Et puis, à l’image du drama produit par Steven Soderbergh, The Girlfriend Experience, le format choisi ici reste étonnant. L’équipe créative a choisi de tester du 30 mn pour un genre, le thriller psychologique, habitué à du 45 mn, 52 mn ou plus d’une heure (si vous êtes sur Netflix). Sam Esmail citait en exemple In Treatment, drame de HBO qui a aussi opté pour le 30 mn, une durée qui permet en effet de compacter la tension au lieu de la délayer, et qui a aussi pour résultat de donner très envie au·à la spectateur·ice d’enchaîner les épisodes. Malgré son hommage appuyé aux thrillers parano des années 1970, Homecoming est donc une série de son temps. Sur tous les points : elle s’amuse avec le format, chose plutôt rare avant les années 2000, elle se paie la venue d’une Julia Roberts (toutes générations confondues, de Emma Stone à bientôt Meryl Streep, les grandes actrices passent par les séries de nos jours, car elles ont tout compris), et est obsédée par son rendu esthétique. Presque au détriment de ses personnages, pourrait-on arguer.

©AmazonPrimeVideo

Ne vous méprenez pas : les interprètes sont tous excellents, de Julia Roberts qui propose de belles nuances à sa double Heidi (celle d’il y a 4 ans et celle du présent) à Bobby Cannavale qui excelle une nouvelle fois dans un rôle de bad guy, en passant par l’attachant Shea Whigham, Stephan James (peut-être un poil lisse dans le rôle du soldat Walter Cruz) ou Sissy Spacek et Jeremy Allen White, ces deux derniers étant plus en retrait mais pas moins bons. Mais Homecoming est une série tellement précise et stylisée qu’elle finit malgré elle par avoir un défaut : un manque d’émotion. Et même cela, elle en est consciente, puisque le show s’achève sur une note humaine, par les remords d’Heidi, qui semble avoir développé de réels sentiments pour Walter.
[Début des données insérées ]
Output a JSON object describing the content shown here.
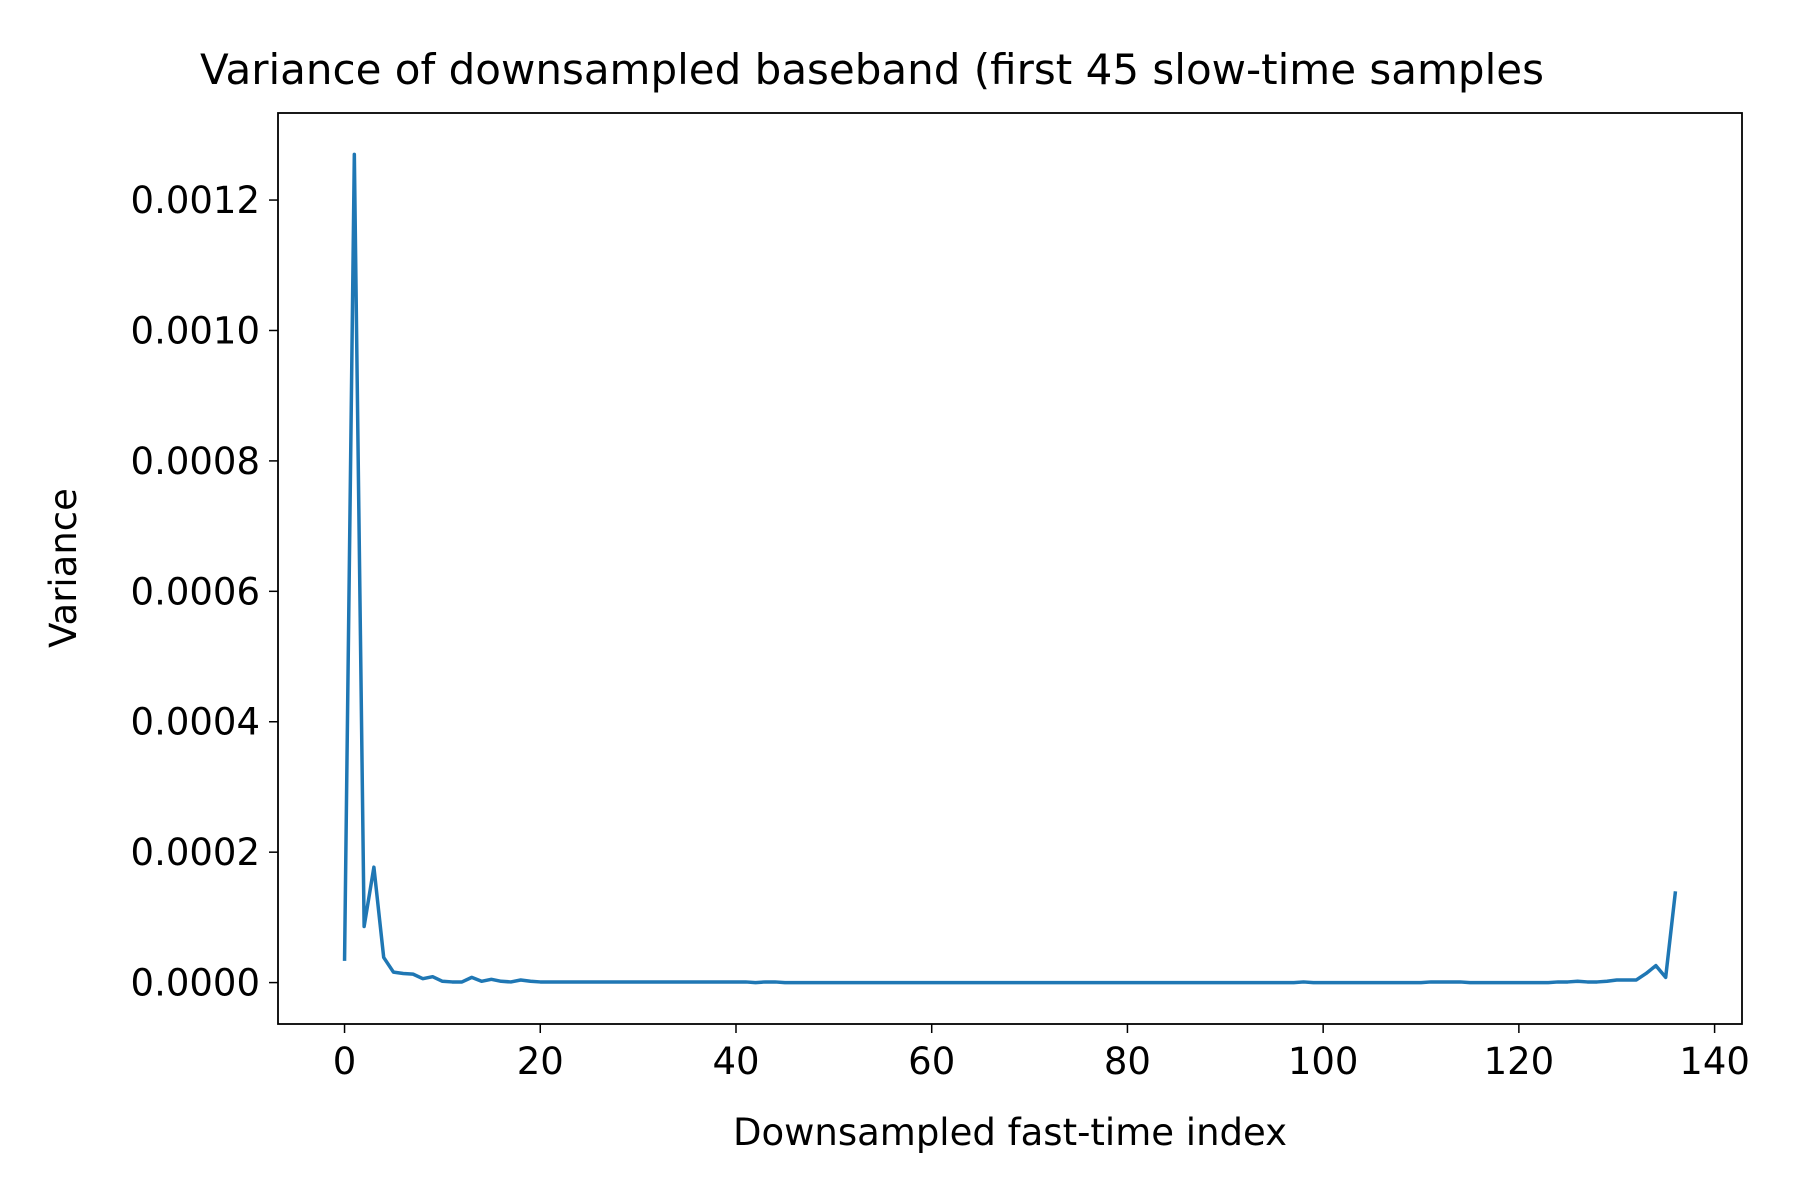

Voilà donc une excellente série, réalisée par un sacré control freak. Mais contrairement à l’inégale et touchante Mr. Robot, il manque ici un supplément d’âme pour crier au chef-d’œuvre : un souffle épique, un grain de folie, quelque chose qui fait dérayer cette machine trop bien huilée. Homecoming n’en reste pas moins une des meilleures séries de 2018, qui nous donne plus que jamais envie de suivre à la loupe la carrière de Sam Esmail et de revenir dans une saison 2 aux contours pour le moment très flous (on ne sait pas si l’histoire sera différente ou s’il s’agit d’une série anthologique, mais si c’est une suite, elle ne sera plus adaptée du podcast).

Les dix épisodes de la saison 1 de Homecoming sont disponibles sur Amazon Prime Video.